Our relationship has been full of all sorts of drama caused by several other people, and has been criticized for the way it all started, but you know what? none of that matters!

You love me for who I am... my psychotic rantings and all. I know that it didn't quite start out the way that we think would be idealistic... But I still think the beginning is sweet, so long as we black out a few parts. You know what I'm talking about...


It all started with us watching... what was it again? Oh yes, first it was
1. I am legend
2. It follows
3. Silent Hill 2 :  Revelation
4. Some of Resident Evil : Retribution

We started holding hands through "it follows" ... It all started with you gently running your fingers along the cushion between us, then you picked up a toy forklift or something of that nature, and started rolling it back and forth. I remember you messaging me on facebook even though we sat side by side... You said " Need to distract myself or I'll end up holding your hand" or something in that context.

When "it follows" was done, your fingers were very lightly grazing the top of my hand, but so gently, so innocently. You were so shy and nervous that it was refreshing, however it caused me to be extremely nervous! When Sharon's father got kidnapped in Silent Hill 2, I finally decided to squeeze your hand tightly. Neither of us let go until roughly 30 minutes into Resident Evil, and that was only because we both needed our sleep, as it was probably 2am or so.

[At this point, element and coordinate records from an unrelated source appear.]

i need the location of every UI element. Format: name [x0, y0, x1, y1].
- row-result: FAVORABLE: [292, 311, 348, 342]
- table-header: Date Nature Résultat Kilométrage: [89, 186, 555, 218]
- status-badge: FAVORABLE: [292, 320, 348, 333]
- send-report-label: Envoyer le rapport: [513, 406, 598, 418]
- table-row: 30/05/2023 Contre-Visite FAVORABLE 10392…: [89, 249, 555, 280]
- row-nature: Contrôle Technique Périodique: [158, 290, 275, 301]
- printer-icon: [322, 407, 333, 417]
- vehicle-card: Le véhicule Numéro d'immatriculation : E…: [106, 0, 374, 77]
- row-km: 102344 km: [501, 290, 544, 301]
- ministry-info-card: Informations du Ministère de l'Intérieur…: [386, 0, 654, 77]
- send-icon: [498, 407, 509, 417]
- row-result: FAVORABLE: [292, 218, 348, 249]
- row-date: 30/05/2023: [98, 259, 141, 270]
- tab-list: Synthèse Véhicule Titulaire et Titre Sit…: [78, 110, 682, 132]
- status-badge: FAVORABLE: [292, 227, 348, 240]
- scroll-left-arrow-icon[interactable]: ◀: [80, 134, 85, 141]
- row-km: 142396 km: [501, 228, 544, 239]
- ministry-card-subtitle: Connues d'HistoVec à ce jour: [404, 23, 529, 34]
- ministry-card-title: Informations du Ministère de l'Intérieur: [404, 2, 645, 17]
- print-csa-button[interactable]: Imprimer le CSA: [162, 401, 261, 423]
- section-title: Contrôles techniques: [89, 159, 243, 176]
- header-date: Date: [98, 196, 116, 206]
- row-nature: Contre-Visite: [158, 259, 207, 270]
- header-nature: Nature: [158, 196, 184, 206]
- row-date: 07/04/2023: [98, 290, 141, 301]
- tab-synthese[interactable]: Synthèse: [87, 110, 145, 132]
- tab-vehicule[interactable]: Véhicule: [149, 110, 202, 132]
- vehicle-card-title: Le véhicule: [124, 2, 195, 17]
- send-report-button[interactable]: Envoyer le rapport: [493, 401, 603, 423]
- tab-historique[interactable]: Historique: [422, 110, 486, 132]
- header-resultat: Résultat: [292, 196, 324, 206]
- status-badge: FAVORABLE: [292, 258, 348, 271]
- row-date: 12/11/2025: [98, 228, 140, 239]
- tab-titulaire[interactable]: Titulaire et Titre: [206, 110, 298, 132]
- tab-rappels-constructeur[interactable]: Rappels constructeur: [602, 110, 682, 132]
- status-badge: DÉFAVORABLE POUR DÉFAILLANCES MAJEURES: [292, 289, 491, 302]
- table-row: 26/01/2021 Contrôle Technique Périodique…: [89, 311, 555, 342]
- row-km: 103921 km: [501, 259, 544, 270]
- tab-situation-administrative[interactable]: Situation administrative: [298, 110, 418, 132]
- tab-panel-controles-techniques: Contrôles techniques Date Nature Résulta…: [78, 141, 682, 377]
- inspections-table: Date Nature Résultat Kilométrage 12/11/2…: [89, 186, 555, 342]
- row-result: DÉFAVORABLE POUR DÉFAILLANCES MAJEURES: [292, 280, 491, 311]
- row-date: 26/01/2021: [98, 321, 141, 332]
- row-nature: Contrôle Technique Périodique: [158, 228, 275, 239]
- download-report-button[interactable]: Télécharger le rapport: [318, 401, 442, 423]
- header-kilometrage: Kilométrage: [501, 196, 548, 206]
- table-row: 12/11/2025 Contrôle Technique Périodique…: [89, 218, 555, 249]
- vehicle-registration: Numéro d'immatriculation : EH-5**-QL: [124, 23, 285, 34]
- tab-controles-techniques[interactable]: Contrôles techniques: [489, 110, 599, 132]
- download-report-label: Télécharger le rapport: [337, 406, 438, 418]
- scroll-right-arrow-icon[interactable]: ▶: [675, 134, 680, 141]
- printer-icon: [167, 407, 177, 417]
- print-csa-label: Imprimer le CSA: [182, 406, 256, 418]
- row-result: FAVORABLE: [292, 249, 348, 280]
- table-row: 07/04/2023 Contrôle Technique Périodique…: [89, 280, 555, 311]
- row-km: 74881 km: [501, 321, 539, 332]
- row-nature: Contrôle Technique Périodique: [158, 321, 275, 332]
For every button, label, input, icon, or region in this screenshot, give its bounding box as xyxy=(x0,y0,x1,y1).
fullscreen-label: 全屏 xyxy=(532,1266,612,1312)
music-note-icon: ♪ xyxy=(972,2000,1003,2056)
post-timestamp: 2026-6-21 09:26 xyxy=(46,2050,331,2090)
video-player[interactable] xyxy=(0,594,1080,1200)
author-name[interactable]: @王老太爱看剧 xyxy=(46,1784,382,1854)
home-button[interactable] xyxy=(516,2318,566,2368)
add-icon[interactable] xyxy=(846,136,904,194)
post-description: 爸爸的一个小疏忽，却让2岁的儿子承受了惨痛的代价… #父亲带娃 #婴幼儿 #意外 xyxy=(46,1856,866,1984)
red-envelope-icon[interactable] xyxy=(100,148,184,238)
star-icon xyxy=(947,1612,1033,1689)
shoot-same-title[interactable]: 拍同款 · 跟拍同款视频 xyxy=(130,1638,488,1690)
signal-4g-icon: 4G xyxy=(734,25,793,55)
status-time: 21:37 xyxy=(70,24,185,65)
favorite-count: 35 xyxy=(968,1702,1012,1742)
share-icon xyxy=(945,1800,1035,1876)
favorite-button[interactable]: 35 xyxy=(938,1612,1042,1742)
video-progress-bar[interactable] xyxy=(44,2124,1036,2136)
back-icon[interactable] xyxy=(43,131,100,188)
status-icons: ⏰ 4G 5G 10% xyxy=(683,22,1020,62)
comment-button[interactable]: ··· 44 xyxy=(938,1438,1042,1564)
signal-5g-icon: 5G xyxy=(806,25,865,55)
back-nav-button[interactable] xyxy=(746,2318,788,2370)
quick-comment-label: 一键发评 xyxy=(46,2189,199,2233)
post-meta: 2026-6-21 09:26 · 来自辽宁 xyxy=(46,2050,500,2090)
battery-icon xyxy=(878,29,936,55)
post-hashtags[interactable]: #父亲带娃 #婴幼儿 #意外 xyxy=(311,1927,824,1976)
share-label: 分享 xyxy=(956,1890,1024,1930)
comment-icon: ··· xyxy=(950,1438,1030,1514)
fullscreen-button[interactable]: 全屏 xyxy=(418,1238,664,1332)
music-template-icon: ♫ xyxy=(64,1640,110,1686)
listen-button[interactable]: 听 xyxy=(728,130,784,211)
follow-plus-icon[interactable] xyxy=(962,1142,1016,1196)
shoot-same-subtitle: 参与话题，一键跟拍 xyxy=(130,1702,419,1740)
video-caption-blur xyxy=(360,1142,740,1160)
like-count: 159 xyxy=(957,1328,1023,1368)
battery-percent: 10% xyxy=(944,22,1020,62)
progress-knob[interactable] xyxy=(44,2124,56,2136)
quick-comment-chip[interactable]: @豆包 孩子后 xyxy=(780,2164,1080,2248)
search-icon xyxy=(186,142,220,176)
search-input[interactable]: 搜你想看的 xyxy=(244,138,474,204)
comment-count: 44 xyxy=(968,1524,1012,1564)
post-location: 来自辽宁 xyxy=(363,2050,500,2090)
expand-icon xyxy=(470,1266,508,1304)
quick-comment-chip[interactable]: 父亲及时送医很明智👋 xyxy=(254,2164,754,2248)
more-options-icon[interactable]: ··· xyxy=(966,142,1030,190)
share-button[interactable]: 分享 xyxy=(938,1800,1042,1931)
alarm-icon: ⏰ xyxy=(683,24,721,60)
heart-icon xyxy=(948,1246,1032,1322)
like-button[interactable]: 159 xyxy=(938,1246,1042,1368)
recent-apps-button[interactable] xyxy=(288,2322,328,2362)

I remember getting up and standing in your doorway, leaning in to hug you and your arms wrapping so tightly around my body, I could feel your heartbeat against my chest, I could smell your aftershave. I didn't want you to let go. I wanted to stay in that moment, in your arms forever. When we did part, you looked down at me, seeming to be uncertain of what to do.
I stood on the tips of my toes and leaned in to kiss you. Your lips tasted like candy that night. There was a soft, gently silk to the featherlight kiss, and a hint of sugar lingered on your lower lip.

I went home smiling and SQUEALING from happiness.
I was so confused though... so worried. I wasn't supposed to fall in love with you, but it was definitely worth it. I will never regret breaking the rules. I will never regret us. Ever. Even if it did upset and hurt a few people in the process. It was worth it.

I remember the very first time I spent the night with you, I remember laying against your bare chest the soft moonlight gently dancing through the window against our skin. I remember feeling the warmth of your body, I could hear your heart beat quickly beating, as if it were trying to escape your chest. If it could, I would've caught it and kept it safe.
I remember looking into your eyes, and the blood pumping so fast through my veins.
I kept thinking " God, this is way too soon.... is this normal? should I say it? no... yes! YES! say it!! tell him!"

I remember taking a deep breath, and in a voice just above a whisper, saying " I love you" for the very first time. I remember the smile you wore, I remember the tremble of your voice when you whispered that you love me too.

I remember walking with you to go have a morning coffee and some brunch, and you muttering something about a relationship. Once again, I apologize for my terrible ears.
I remember standing on the tips of my toes and asking you to be mine, and you saying yes.
I remember our long, passionate kiss being interrupted by one of the coffee shop employees.

I remember when we walked downtown together and you said "fiance" Then tried to cover it up by saying something about finances and french fries. I remember you talking quickly, and being so full of energy! I remember us walking along the walking bridge, and you getting down on one knee and looking up into my eyes then standing up. And I still don't know why I took that moment for granted. It was sweet. You kept teasing me and saying that you had a ring in your pocket though.
I remember going to "The Breeze" jewelry store and trying on engagement rings with you. My heart couldn't stop pounding in my chest. I couldn't even look at you, because I was  worried I'd start getting emotional in front of the jeweler. Emotional in a good way, just to clarify.
I couldn't stop smiling all day after that.

I remember the candle lit dinner, the thai noodles with boiled veggies and pork schnitzel.
You pushed your chair away from me and got down on one knee, looked me in the eyes, took my hand in yours, and presented me with a ring... of keys.

There was a time before then when you proposed to me with a candy ring pop, and the time before that when you wrote "will you marry me?" on my poster.
I still have the date that you wrote that saved. It was November 29th.
We officially became a couple November 14th, and you formally proposed to me December 14th.

I remember the first time we kissed too... that was November 3rd.
It may not always seem like it my darling, but I cherish every moment with you.
Though there are days when I am distant and cold, there are times when I yell and get very vicious and angry, I never truly mean it.

You are the love of my life. And you love and accept me for all the crazy that I am, and for the sweet and charming that I can be.

I can't wait to spend the rest of my life with you, and I can't wait to be your wife.
I am insanely in love with you and I can't imagine life without you at this point.
Thought we began or relationship not so long ago, it feels as if you've known me my whole life.

And to think, it all started with the touch of a hand.